The summer of 1960 was a turning point for Flo, it was the summer she was arrested for being a black woman. While she was an activist before that summer, the arrest hit her hard. Her family described her as “more impatient with the coercive power of racism.” Flo was arrested for trying to cross a police barricade on her street. She had told the police she lived there, but since this was an expensive neighborhood of Manhattan the police may not have believed a black women would be living there. Flo watched as the police let all the white men pass, but when she tried to pass the police pushed her into a patrol car and took her to the precinct. There she was made to strip and squat- to check her for drugs and weapons. This was a humiliating experience based solely on the fact that she was black in an upper class neighborhood. After her arrest, Kennedy started to become a voice in the Black Power movement. She believed “racism shaped relationship of power and domination in the United States… [and] that racism affected every major social problem in the United States, especially the oppression of women.”
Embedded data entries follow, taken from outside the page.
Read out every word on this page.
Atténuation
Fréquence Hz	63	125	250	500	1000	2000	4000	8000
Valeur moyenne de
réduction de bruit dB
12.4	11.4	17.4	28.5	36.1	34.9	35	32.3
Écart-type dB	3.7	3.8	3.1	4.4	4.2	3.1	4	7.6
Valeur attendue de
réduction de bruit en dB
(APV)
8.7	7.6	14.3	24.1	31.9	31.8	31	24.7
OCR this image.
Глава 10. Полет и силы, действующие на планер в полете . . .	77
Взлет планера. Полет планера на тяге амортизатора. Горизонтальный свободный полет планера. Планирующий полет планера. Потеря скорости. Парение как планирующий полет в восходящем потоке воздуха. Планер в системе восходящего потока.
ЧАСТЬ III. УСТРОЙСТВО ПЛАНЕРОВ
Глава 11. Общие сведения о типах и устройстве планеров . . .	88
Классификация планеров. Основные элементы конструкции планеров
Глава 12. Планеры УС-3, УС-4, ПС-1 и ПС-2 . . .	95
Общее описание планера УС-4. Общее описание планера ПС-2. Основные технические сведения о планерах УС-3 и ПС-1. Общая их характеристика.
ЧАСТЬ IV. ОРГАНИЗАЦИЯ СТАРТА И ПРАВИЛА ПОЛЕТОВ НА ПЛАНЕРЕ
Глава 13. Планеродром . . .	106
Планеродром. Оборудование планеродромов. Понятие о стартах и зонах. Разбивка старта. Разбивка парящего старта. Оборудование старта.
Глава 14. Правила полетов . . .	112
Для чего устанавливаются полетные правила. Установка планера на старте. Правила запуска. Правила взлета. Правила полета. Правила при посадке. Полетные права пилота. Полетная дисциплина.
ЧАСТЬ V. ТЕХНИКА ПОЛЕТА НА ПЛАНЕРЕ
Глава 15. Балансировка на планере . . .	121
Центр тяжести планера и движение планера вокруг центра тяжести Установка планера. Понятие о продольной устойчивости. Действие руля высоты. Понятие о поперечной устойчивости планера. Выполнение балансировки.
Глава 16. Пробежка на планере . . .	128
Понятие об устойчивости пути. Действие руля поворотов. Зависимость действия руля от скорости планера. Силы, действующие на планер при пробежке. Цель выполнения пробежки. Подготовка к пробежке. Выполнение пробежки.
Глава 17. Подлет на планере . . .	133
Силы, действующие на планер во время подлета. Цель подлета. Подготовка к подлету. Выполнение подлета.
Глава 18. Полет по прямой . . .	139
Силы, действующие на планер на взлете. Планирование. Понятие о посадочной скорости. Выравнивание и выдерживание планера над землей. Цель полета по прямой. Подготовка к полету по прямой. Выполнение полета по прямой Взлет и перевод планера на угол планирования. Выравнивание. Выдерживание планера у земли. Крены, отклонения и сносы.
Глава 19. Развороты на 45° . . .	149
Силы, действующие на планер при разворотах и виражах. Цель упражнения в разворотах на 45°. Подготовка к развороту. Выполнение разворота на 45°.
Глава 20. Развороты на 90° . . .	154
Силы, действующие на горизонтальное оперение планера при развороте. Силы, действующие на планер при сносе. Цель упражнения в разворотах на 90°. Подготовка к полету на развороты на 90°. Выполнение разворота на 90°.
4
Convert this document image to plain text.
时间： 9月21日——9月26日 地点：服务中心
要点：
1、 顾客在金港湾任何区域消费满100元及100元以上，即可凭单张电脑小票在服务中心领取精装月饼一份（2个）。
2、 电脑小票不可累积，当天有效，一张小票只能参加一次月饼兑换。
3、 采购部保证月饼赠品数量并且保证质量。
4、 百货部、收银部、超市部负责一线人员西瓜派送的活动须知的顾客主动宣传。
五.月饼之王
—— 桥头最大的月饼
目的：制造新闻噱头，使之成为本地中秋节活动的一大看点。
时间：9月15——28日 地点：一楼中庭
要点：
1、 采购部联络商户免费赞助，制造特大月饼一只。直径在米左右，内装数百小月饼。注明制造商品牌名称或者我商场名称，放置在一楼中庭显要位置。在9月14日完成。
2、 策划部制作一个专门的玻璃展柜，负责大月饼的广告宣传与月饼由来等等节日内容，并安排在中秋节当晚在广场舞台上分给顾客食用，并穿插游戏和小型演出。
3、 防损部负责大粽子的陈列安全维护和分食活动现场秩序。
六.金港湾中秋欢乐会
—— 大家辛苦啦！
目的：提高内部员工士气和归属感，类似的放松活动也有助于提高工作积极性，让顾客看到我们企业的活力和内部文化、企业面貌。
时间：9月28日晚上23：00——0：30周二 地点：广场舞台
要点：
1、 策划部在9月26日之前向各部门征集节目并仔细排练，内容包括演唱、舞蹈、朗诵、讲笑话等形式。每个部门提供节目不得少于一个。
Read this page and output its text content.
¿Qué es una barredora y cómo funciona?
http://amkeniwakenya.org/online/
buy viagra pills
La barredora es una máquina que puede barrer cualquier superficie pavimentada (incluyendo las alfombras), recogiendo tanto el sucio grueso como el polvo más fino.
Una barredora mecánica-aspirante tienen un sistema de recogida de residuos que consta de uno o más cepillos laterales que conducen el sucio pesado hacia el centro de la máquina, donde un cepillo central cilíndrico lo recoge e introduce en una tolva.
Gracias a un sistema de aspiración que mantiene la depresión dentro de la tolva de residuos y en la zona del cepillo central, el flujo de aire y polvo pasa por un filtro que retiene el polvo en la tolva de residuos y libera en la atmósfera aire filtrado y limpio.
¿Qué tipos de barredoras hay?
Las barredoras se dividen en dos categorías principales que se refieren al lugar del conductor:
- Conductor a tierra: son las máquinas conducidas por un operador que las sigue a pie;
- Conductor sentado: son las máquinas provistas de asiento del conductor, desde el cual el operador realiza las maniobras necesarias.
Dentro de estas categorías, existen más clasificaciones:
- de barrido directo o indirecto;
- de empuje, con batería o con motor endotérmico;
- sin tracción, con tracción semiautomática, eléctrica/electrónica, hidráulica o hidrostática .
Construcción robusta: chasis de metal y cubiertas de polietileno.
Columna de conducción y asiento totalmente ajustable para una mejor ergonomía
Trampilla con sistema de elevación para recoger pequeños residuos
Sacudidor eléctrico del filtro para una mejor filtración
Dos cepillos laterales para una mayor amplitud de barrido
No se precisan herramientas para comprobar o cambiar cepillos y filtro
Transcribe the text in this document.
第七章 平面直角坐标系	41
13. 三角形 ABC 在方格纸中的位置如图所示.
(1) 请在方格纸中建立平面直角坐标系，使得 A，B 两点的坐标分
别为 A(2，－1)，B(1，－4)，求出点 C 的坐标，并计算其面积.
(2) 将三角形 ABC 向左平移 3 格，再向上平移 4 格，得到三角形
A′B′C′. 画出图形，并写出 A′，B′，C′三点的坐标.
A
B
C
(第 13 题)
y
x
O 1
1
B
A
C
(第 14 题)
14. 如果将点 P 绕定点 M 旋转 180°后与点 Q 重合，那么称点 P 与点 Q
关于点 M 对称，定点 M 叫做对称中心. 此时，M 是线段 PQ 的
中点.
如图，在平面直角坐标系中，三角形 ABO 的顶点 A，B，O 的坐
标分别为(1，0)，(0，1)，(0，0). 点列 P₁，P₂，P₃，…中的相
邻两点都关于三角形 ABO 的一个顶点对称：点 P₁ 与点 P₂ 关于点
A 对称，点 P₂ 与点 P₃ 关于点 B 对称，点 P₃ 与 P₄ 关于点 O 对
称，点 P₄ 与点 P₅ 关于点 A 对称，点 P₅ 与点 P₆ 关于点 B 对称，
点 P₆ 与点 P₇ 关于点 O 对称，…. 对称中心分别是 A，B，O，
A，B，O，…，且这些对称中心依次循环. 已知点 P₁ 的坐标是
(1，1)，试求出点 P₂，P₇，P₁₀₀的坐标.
Flo was a part of the feminist Organization for Women, but she clashed with Betty Friedan and other white feminists over her outspoken support of Black Power. She wanted the white feminist to learn from the Black Power movement and to help in the fight against racism, but many older feminists wanted no part in that. She eventually would leave the Organization for Women as she became frustrated with the white feminists own racism. She did have a big impact on Ti-Grace Atkinson, as they both became disillusioned with the direction white feminism was going. Flo believed the white feminists, such as Betty Friedan, needed to look inside themselves and confront their own racism; this is the same thing white feminist are asked to do today.
Flo was a strong supporter of reproductive justice. As an attorney, she worked on the Abramowicz v. Lefkowitz case which tried to repeal New York’s restrictive abortion laws. It was the “first case to use women who suffered from illegal abortions instead of physicians as experts witnesses.” This strategy would come to be used in Roe v. Wade.
If you consider yourself a feminist, I strongly recommend this book!